The emotion washed over us and I pulled Samantha to me. Her tongue darted past her parted lips and felt warm on my lips. I could feel her body tremble as we pulled each other closer. Our tears mingled as our lips were joined for the very first time in a lingering kiss.

I wanted to kiss her again. I wanted to take her in my arms and feel her heart beat against mine again, I wanted to protect her and keep her safe. I had known her—loved her, most of my life. And now that I was here with her I looked into her wet eyes and then I touched her hair. I could smell the lilac on her skin. I could hear a clock ticking. We held each other and shared the silence.
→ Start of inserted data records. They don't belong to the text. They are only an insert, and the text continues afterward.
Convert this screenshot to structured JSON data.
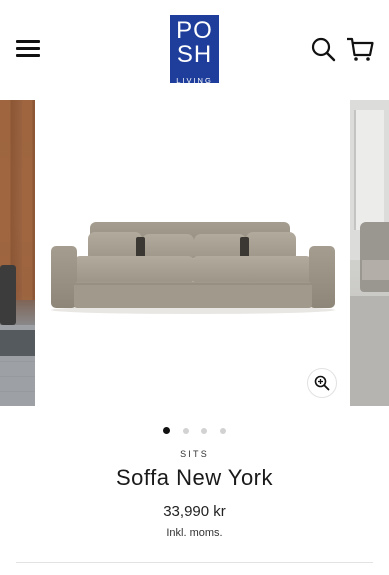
{
  "header": {
    "logo": {
      "line1": "PO",
      "line2": "SH",
      "line3": "LIVING"
    }
  },
  "gallery": {
    "slide_count": 4,
    "active_index": 0
  },
  "product": {
    "category": "SITS",
    "name": "Soffa New York",
    "price": "33,990 kr",
    "tax_note": "Inkl. moms."
  },
  "colors": {
    "brand": "#1f3e9b",
    "text": "#1a1a1a",
    "sofa_fabric": "#a89f90"
  },
  "icons": [
    "menu-icon",
    "search-icon",
    "cart-icon",
    "zoom-icon"
  ]
}
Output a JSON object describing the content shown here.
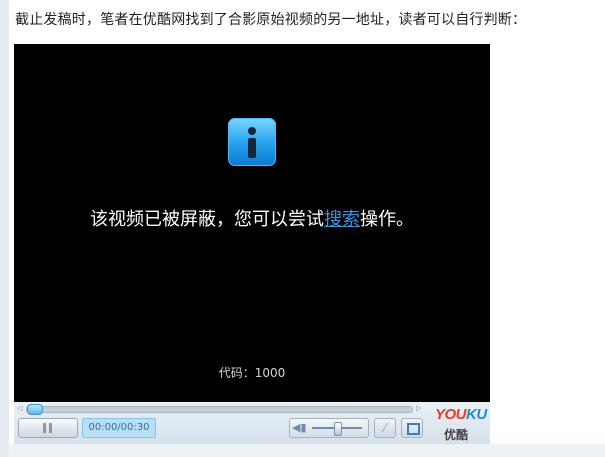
{
  "article": {
    "caption": "截止发稿时，笔者在优酷网找到了合影原始视频的另一地址，读者可以自行判断："
  },
  "player": {
    "message_before": "该视频已被屏蔽，您可以尝试",
    "search_link": "搜索",
    "message_after": "操作。",
    "error_code": "代码：1000",
    "time": "00:00/00:30",
    "logo_en_you": "YOU",
    "logo_en_ku": "KU",
    "logo_cn": "优酷",
    "info_icon": "info-icon",
    "accent_color": "#3d8fe6"
  }
}
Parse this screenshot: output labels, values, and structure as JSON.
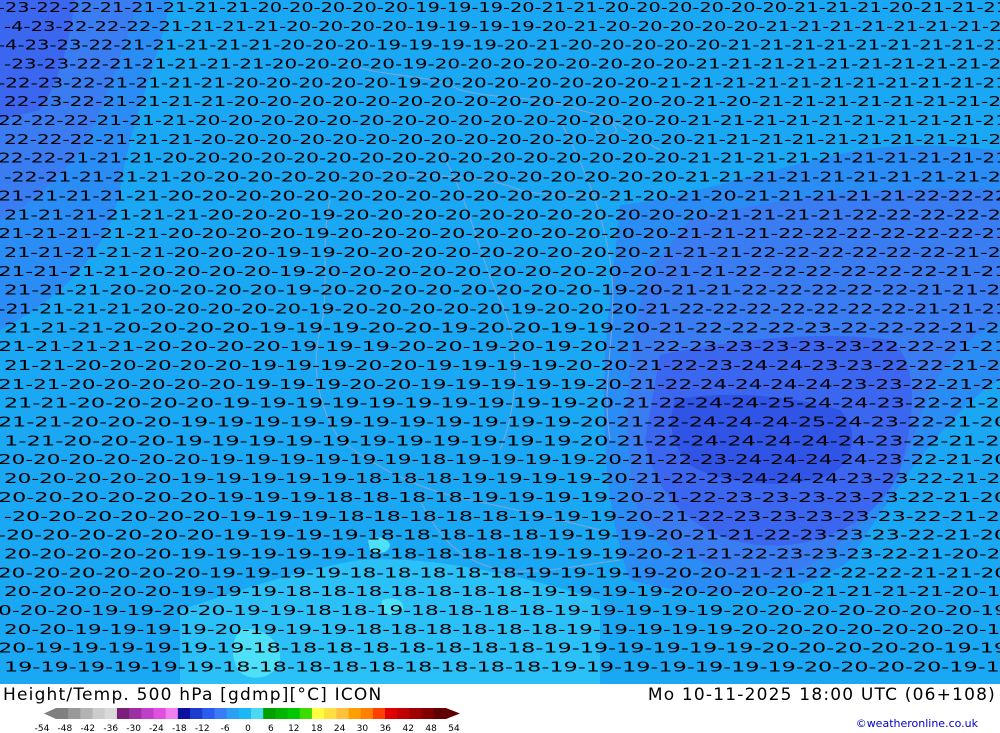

It had been an eternity, Samantha looked at me and I saw her lips move, and I heard the words I had longed to hear for so long.

“I love you, Josh…I always have.”

Her words gave me life, they awakened my passion, they gave me a future.

“Kiss me, again, please,” she whispered as her soft, full, lips closed the charged air between us.



__________


Word Count 2980

May entry: Paradise Cove Writing contest.

Prompt: "A kiss--soft, gentle, passionate. The anticipation of a first kiss can be both exquisite and excruciating. Tell me about it.”